Hamburger Schura: "Terroristen sind unser gemeinsamer Feind"
Mit Abscheu und Entsetzen hat die Schura - Rat der Islamischen Gemeinschaften in Hamburg auf die Terrorserie von Paris reagiert. „Unsere Gedanken und Gebete sind bei den Opfern und ihren Angehörigen“, sagte Schura-Vorsitzender Mustafa Yoldas am Wochenende in Hamburg. Das anscheinend sehr koordinierte Vorgehen der Terroristen von Paris stelle dabei eine neue Qualität dar, die beunruhige. „Ob Paris oder Beirut - der Terrorismus ist unser gemeinsamer Feind“, fügte er hinzu.
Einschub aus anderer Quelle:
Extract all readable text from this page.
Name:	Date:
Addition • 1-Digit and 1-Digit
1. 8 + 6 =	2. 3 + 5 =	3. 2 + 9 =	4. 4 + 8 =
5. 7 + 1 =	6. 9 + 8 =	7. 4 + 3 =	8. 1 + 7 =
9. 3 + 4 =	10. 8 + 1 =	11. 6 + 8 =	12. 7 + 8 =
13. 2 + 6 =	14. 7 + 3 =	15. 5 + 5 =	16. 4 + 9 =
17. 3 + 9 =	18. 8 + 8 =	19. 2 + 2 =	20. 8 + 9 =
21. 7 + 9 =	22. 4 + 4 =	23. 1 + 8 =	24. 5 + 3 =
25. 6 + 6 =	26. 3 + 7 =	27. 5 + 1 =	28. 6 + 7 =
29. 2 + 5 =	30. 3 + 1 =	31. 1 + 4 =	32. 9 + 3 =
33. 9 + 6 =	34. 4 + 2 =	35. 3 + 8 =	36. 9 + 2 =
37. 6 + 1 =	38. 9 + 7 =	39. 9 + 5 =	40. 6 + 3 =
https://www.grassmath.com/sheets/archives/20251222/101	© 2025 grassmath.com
Nach Ansicht der Schura ist es um so wichtiger, sich über Nationen und Religionen hinweg gemeinsam gegen den Terrorismus zu stellen. „Auch wenn sich die Attentäter und ihre Hintermänner und Sympathisanten wieder auf den Islam berufen, für die überwältigende Mehrheit der Muslime sind sie unser gemeinsamer Feind“, sagte Yoldas.
Weitere Reaktionen auf die Anschläge von Paris
Hamburgs FDP-Fraktionschefin Katja Suding sagte: „Die offene Gesellschaft, die Respekt vor Ressentiment und größtmögliche Freiheit vor absolute Sicherheit stellt, wird sich ihre Werte nicht von fanatischen Mördern nehmen lassen.“ Der Französische Generalkonsul in Hamburg, Serge Lavroff, äußerte sich am Sonnabendabend bei einer Mahnwache: „Das, was wir in Paris erlebt haben, ist ein Krieg ohne Grenze, ein Krieg ohne Gnade.“
Der Rat der Islamischen Religionsgemeinschaft Schleswig-Holstein (Schura) in einer Erklärung: „Religion kennt keinen Terror. Wir müssen gemeinsam gegen den Terror vorgehen.“ Ähnlich plakativ äußerte sich auch FDP-Bundes-Vize Wolfgang Kubicki: „Das hat nichts mehr mit Glauben zu tun, das ist einfach krank.“
Linke unterstützt Aufruf zur Solidaritätskundgebung
Die Hamburger Linksfraktion gedenkt der Opfer der Terroranschläge in Paris und schließt sich dem Aufruf zur Solidaritätskundgebung (siehe unten) der SPD- und Grünen-Bürgerschaftsfraktionen an. "Wir stehen an der Seite der Angehörigen und Freunde der Terroropfer und sprechen ihnen unser herzliches Beileid aus", erklären die Fraktionsvorsitzenden Cansu Özdemir und Sabine Boeddinghaus. "Wir verteidigen die offene Gesellschaft und das friedliche Zusammenleben. Die barbarischen Taten von Paris zeigen uns erneut, wie wichtig es ist, die Ursachen von Krieg, Not und Terror zu beseitigen."
Solidaritätskundgebung geplant
"Wir sind erschüttert von den Terroranschlägen in Paris. Die unvorstellbare Brutalität und Wahllosigkeit, mit der die Attentäter vorgingen, macht uns sprachlos. Unsere Gedanken sind bei den Opfern und unser Mitgefühl gilt ihren Angehörigen und Freunden", heißt es in einer gemeinsamen Erklärung der Hamburger SPD- und Grünen-Bürgerschatfsfraktionen.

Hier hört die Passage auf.